Behold, the “hakarena”. And yes, that’s a combination of “haka” and “macarena”. It was coined in an advert to promote Jacamo, a British menswear brand. It features Matt Dawson, who used to captain the English rugby team, leading a much less formidable team swinging their skinny hips, tapping their pale chests and crossing their arms to that irritating 1990s macarena beat. It’s excruciating viewing.

It’s also causing a stir. Pita Sharples, a former Māori Party leader, minister of the Crown and now a knight, says the advert is “shameful”. And Matiu Rei, a Ngāti Toa kaumātua, calls it “disrespectful”. They might well be right. There’s a difference between denigrating the haka as a cultural institution and satirising the Ka Mate haka as just something the All Blacks do. But the line is blurred here.

At best, the hakarena is light satire. At worst, it’s mocking the haka. To me, it seems like light satire, a dig at the All Blacks rather than an act of aggression against the haka as a Māori cultural institution. But we shouldn’t ignore the troubling history that comes with any attempts to satirise or subvert the haka. Whether they mean it or not, every effort to minimise the haka comes with years of colonial baggage.

It was only a few years ago that the late Frank Keating, a celebrated UK sports journalist at the Guardian, described the haka as “crude” and “graceless”. It was, he wrote, a “danse macabre” (dance of death).

Then Paul Sheehan, a columnist at the Sydney Morning Herald, ripped into the All Blacks’ Kapa o Pango haka for its “throat-slitting” gesture. He suggested that this reflected terribly on Māori because of the “unspeakable acts” we were well known for.

But the worst offenders, of course, have been, Pākehā New Zealanders. There were the Auckland University engineering students who performed their annual mock haka until a then youthful Hone Harawira and some of his mates, let’s say, discouraged them.

Perhaps the worst offenders, though, some years ago, were the All Blacks themselves. Their version of Ka Mate was genuinely pathetic. You’d hope that players from that era would have the decency now to cringe whenever they see a replay of their clumsy, unconvincing efforts. In a way, it was a Kiwi version of a minstrel show.

These days some white people are angered when indigenous peoples make a point, however briefly, of highlighting their identity on the sports field. For instance, Aussie Rules crowds have booed Adam Goodes, the Aboriginal AFL player who once had the temerity to celebrate a goal with a few indigenous war dance moves on the field. And, get this, it was in the course of AFL’s “Indigenous round” of the championship.

New Zealanders and even Australians know that, beneath the immediate spectacle of a haka or an Aboriginal war dance, there is a deeply uncomfortable history waiting to be told. The Ka Mate haka is essentially performing history. It’s Te Rauparaha’s struggles. But it’s also a chapter in the colonial conflict between performing a genuine haka — like the All Blacks of today — or doing a mock haka for the amusement of the crowds, as our All Blacks used to do.

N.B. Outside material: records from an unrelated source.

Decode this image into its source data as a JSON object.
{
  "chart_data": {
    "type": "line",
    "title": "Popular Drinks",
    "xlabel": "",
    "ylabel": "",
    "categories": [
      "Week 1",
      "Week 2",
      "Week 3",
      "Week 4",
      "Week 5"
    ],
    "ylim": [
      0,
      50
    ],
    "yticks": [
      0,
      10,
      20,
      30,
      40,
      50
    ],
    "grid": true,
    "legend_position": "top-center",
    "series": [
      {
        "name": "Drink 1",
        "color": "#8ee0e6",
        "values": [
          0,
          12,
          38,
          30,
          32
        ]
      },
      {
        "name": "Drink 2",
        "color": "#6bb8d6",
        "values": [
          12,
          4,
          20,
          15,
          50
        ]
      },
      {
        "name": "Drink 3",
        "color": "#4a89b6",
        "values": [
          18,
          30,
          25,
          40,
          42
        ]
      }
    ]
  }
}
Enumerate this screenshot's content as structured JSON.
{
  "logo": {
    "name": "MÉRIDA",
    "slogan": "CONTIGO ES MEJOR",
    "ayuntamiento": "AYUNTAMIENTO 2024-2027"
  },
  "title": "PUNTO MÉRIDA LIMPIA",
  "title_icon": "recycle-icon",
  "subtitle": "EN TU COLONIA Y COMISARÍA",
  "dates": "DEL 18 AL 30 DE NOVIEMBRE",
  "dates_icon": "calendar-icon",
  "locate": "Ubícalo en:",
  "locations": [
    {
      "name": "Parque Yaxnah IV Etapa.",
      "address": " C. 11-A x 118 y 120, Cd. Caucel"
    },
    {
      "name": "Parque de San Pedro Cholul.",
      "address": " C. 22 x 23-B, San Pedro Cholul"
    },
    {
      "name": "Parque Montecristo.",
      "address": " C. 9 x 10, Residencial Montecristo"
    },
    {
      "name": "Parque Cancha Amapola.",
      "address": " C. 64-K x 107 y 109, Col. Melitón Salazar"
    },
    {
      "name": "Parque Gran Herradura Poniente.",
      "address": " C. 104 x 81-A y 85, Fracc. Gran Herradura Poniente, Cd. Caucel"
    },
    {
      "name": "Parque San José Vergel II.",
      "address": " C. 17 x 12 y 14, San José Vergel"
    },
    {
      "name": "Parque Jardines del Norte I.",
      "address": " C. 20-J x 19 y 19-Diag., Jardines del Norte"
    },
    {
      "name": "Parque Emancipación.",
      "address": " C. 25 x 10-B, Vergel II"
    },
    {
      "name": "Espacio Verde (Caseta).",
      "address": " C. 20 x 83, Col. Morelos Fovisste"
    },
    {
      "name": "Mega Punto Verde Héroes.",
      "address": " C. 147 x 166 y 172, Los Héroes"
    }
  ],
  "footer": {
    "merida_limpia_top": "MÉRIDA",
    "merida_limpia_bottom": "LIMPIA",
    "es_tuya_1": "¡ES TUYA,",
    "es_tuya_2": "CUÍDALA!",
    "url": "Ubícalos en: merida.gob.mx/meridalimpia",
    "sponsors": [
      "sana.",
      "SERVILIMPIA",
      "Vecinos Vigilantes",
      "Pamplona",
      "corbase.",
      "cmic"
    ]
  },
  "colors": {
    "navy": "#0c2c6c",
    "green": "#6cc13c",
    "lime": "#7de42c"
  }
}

No matter how well-meaning or benign, an attempt to satirise the haka can’t escape this history. This is the context in which we have to view any shot at mocking the haka. So, is the hakarena part of this racist heritage? Probably not.

That may be a disappointing answer. But, of course, it’s not my opinion that matters. It’s what Ngāti Toa think, because Ka Mate is their haka.